The contents are the short stories: ‘The Poppycrunch Kid’ by Adèle Geras, ‘The Greatest’ by Michelle Magorian, ‘William Holds the Stage’ by Richmal Crompton, ‘Hear My Voice’ by Dennis Hamley, and ‘The Man Who Understood Cats’ by Adrian Arlington

There are extracts from the following novels: The Fact and Fictions of Minna Pratt by Patricia Maclachlan, The Enchanted Castle by E. Nesbit, She Shall Have Music by Kitty Barnes, A Swarm in May by William Mayne, A Little Lower Than the Angels by Geraldine McCaughrean. And …

‘… there is someone who does not act or dance or sing. Anna [in Betsy Byars’ The Glory Girl] comes from a family of gospel singers, but she is the one without a voice who has to stand at the back and sell records and tapes to the audience after a show.’

Jan had a soft spot for salespeople – I remember her telling me, with pride, that both her children were excellent salespeople.
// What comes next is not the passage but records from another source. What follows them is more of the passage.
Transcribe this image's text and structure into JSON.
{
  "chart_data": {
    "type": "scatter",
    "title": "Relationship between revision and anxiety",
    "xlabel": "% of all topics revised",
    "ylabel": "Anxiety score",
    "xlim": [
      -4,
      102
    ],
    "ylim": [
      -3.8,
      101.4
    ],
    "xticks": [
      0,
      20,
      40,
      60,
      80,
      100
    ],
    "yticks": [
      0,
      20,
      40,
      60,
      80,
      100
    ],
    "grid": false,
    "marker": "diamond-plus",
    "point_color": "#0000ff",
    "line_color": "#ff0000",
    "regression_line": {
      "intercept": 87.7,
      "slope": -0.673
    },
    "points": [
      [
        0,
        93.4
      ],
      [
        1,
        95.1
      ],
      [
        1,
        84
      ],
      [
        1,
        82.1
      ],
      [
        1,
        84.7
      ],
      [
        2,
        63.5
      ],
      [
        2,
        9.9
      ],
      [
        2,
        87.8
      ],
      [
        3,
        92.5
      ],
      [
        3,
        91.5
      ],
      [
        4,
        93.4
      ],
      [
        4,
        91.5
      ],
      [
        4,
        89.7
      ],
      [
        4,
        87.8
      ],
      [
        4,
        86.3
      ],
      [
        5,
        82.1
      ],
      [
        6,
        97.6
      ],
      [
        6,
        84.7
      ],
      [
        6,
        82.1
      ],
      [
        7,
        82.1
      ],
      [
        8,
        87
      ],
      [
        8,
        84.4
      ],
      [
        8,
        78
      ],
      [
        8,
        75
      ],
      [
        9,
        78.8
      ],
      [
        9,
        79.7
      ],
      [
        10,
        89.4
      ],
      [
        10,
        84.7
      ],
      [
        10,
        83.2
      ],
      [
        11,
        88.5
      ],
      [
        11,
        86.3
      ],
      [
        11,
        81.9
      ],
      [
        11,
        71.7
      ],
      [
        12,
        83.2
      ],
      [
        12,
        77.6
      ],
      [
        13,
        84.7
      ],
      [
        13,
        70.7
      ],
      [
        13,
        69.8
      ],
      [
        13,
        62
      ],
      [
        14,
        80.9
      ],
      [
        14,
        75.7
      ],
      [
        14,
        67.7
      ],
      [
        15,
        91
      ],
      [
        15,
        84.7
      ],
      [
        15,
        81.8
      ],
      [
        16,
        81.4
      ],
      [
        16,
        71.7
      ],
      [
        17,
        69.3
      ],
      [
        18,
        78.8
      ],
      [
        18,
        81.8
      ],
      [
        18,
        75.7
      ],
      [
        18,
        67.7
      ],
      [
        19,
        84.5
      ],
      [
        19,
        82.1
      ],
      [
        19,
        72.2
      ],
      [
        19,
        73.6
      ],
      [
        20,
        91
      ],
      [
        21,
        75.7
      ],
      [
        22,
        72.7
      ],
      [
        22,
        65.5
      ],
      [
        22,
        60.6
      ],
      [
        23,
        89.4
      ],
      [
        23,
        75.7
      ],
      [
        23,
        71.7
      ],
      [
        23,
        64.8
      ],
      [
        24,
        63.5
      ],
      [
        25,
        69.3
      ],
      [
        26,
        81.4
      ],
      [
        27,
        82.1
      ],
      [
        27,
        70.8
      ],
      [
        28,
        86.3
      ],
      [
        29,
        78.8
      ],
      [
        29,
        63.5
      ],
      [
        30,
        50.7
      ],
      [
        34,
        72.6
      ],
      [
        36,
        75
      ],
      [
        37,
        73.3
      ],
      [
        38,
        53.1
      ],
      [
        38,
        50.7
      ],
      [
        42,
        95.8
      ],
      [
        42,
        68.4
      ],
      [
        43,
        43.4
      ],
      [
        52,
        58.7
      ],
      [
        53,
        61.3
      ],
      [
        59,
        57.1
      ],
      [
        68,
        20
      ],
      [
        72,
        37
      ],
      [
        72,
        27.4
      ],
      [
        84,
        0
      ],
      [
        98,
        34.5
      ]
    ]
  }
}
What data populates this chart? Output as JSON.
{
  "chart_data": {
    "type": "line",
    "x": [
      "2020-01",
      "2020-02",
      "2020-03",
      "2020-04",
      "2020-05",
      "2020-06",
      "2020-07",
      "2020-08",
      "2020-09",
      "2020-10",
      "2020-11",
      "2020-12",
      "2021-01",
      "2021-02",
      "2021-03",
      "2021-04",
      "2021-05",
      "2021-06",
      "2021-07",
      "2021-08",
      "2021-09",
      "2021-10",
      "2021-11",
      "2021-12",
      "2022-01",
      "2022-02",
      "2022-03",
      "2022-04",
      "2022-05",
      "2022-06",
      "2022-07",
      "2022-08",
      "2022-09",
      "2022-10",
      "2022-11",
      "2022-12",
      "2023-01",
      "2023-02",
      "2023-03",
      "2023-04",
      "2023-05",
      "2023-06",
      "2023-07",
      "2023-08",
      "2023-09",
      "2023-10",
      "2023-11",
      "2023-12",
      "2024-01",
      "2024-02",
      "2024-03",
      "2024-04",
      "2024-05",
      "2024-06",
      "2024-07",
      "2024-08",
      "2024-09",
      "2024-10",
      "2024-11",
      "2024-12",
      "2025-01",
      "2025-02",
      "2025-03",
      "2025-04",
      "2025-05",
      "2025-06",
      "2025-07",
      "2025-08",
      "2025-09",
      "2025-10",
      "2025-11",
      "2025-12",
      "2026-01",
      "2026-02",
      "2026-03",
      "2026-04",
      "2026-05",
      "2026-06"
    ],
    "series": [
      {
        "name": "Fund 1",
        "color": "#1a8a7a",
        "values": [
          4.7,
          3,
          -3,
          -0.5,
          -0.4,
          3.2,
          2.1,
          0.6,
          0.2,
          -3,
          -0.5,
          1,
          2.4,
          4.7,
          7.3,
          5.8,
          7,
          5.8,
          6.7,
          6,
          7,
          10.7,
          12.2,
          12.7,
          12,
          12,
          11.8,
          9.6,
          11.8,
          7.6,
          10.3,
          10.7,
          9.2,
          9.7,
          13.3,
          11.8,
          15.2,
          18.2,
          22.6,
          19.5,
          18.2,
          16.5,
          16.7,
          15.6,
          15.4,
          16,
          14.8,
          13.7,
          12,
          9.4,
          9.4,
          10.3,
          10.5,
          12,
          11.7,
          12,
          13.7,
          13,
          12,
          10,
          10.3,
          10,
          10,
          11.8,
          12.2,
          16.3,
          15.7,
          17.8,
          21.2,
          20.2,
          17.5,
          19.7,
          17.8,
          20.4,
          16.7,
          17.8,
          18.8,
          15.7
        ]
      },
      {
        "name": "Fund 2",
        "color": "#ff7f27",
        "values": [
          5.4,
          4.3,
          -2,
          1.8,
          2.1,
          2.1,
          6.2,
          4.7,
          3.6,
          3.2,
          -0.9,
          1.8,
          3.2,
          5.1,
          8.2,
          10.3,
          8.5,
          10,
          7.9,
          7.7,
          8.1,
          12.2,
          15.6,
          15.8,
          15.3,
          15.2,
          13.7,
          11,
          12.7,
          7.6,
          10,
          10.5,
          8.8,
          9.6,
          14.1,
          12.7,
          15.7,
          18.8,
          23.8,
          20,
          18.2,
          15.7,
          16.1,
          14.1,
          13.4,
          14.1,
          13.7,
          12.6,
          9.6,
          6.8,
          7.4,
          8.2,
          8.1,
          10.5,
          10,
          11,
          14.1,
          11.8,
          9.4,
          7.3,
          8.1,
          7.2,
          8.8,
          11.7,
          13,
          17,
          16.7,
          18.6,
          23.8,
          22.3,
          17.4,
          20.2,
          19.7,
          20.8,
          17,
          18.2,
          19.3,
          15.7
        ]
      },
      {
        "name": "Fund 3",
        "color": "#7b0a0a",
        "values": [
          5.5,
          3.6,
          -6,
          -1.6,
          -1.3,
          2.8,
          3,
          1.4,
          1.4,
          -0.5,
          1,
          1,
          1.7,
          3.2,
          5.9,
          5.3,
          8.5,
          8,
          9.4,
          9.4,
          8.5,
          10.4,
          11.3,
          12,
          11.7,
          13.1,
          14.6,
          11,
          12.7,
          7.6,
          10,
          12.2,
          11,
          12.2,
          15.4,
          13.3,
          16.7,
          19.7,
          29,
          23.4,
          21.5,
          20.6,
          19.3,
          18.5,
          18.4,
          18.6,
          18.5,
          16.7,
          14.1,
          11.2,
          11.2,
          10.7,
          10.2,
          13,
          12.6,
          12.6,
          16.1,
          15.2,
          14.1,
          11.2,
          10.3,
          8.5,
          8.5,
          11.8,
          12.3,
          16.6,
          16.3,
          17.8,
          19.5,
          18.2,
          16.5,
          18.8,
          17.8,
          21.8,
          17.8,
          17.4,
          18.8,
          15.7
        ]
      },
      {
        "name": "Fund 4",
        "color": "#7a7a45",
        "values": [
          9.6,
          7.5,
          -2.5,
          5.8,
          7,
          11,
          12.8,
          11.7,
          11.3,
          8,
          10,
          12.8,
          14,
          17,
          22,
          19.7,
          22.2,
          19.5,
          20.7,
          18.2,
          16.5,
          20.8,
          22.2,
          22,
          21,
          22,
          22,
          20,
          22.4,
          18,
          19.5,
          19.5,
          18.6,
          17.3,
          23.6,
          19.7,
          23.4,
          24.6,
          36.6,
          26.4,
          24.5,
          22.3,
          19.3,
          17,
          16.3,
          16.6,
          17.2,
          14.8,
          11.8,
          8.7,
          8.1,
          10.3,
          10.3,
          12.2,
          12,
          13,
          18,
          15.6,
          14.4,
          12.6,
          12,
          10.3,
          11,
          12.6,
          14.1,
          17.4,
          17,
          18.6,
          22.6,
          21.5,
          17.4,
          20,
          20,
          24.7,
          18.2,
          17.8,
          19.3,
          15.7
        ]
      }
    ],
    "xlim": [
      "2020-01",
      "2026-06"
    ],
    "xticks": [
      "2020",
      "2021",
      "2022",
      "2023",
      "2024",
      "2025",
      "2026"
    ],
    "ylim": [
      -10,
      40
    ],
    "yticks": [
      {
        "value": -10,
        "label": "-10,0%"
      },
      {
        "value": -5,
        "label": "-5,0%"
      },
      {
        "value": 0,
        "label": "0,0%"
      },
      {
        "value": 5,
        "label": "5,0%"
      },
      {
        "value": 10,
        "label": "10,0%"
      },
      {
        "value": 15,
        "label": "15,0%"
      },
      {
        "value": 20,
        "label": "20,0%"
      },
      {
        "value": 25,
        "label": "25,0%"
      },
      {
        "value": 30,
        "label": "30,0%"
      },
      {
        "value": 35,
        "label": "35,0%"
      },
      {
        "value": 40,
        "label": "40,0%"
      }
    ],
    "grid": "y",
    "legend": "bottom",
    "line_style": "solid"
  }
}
Jan herself was a formidable force as a volunteer at the Oxfam Bookshop every Saturday morning.  Surely a kind of performance in itself? (She fondly recaptured the experience of working in a pub in her student days in At the Sign of the Dog and Rocket.)

All in all, however, I suspect that Jan was probably glad that she chose a profession where the making wasn’t watched but the results stood on their own terms for all to judge.